Endocrine Abstracts

Background: Serum prolactin levels at presentation can be useful in distinguishing between non-functioning pituitary macroadenomas and prolactinomas in order to guide appropriate therapy. Although thresholds have been suggested to distinguish between the two tumour-types, there remains some debate regarding discriminatory levels.

Objective: To assess the baseline serum prolactin levels in a series of patients with histologically-proven non-functioning pituitary tumours and to correlate prolactin levels with size of tumour, which may reflect degree of stalk compression.

Methods: Patients presenting to the University Hospital of Wales, Cardiff, with non-functioning pituitary adenomas (histologically proven) between 2011–2019 were studied by examining biochemical, histological and radiological data.

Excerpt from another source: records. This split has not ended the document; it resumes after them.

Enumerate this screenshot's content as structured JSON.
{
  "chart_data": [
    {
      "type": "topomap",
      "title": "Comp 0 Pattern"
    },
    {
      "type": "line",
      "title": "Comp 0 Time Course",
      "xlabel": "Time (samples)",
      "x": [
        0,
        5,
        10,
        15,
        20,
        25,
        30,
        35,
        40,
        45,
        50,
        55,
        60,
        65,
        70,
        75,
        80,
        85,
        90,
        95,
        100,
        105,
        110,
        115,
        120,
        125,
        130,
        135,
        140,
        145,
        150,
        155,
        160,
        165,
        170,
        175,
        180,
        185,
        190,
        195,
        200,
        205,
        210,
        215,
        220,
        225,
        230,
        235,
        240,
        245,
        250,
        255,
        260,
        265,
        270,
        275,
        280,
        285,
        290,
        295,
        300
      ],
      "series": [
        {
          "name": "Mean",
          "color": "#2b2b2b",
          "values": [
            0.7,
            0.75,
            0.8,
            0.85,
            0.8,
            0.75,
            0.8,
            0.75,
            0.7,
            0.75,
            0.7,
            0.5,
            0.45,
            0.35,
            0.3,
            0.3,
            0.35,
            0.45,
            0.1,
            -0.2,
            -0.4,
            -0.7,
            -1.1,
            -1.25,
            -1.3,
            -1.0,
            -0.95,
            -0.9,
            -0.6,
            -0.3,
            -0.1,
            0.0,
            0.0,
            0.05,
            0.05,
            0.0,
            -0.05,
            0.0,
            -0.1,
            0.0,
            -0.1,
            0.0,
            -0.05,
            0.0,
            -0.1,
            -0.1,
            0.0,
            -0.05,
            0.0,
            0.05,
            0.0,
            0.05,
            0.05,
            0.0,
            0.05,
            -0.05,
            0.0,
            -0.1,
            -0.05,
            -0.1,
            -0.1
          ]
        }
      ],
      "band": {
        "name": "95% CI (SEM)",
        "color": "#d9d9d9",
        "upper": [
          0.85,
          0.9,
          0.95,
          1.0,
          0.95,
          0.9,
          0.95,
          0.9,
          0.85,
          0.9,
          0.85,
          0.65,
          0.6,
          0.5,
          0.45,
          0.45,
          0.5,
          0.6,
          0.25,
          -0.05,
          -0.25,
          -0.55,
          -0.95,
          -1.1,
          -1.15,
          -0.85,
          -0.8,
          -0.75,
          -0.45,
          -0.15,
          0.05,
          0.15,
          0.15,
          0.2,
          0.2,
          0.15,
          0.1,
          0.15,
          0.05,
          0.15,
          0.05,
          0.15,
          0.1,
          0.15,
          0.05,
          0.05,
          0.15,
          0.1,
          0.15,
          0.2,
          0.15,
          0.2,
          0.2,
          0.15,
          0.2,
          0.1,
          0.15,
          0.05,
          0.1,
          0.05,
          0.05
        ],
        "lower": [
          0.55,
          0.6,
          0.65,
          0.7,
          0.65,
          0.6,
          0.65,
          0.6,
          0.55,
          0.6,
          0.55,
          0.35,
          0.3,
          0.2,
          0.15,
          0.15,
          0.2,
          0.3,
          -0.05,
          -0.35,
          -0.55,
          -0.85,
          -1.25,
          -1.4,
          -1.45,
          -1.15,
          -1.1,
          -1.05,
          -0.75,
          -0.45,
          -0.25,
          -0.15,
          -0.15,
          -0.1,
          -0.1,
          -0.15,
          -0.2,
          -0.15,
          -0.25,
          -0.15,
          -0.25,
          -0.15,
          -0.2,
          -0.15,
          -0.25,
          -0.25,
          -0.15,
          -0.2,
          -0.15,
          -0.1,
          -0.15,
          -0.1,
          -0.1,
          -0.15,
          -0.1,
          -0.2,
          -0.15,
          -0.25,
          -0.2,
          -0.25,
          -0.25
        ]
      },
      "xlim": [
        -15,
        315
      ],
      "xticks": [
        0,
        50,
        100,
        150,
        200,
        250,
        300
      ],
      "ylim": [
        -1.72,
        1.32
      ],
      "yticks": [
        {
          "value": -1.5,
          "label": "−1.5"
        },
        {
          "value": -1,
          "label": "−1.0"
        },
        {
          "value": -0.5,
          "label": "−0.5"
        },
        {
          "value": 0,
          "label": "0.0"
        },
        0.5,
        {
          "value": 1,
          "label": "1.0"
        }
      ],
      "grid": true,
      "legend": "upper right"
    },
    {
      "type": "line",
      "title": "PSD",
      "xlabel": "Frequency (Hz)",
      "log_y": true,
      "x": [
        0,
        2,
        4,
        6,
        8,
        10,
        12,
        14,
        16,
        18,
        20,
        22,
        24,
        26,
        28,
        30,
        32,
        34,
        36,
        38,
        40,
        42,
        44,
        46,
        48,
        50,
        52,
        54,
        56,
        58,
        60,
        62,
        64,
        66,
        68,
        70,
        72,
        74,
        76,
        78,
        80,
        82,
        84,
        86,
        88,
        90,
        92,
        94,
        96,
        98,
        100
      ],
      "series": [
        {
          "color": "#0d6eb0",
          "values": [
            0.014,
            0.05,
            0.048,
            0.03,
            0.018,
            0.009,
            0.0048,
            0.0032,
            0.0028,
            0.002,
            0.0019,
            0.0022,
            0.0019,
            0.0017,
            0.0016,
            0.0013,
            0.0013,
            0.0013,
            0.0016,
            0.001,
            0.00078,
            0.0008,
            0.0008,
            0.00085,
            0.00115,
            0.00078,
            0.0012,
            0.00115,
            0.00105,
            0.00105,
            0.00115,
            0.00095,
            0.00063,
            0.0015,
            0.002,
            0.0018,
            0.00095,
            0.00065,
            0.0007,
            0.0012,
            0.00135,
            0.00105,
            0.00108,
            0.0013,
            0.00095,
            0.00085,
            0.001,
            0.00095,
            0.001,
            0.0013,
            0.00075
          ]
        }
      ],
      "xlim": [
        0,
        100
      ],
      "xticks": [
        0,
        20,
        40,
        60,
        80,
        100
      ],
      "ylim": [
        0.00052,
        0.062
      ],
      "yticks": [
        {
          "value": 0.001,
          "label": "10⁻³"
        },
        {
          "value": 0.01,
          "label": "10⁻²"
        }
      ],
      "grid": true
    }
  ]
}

Results: A total number of 210 patients with histologically-proven non-functioning pitutiary macroadenomas were identified (130 male, 80 female). The median age at surgery was 57 yrs (range 24–86 yrs). Median prolactin inthe total group was 408 mU/l (range 3–3390), males 321 mU/l (range 35–1581), females 656 mU/l (range 3–3390). 96/210 (45.7%) patients had a high prolactin. 24/96 (25%) of these patients were on medications that could cause a high prolactin. Median prolactin for patients on medications was 792 mU/l (range 443–3390). Median male prolactin on medications was 766 mU/l (range 443–1450) and in females 792 mU/l (range 618–1880). In the total group, 88.1% had serum prolactin <1000 mU/l and 99.0% <2000 mU/l. Of the 2 patients with prolactin >2000 mU/l, one was taking an oestrogen preparation for initial presumed polycyctic ovary syndrome. There was a negative correlation between tumour size and prolactin levels with Pearson’s correlation of –0.09 (P = 0.24). Those with tumour size <10 cm³ had mean prolactin 561 mU/l compared to 486 mU/l in those with tumours >10 cm³ (P = 0.3).

Conclusions: Our large data series supports previous evidence that serum prolactin is rarely >2000 mU/l in non-functioning pituitary adenomas. In these cases a trial of dopamine agonist therapy is warranted to see if there is any reduction in tumour size. Although a negative correlation between tumour size and serum prolactin was seen, this was not found to be statistically significant.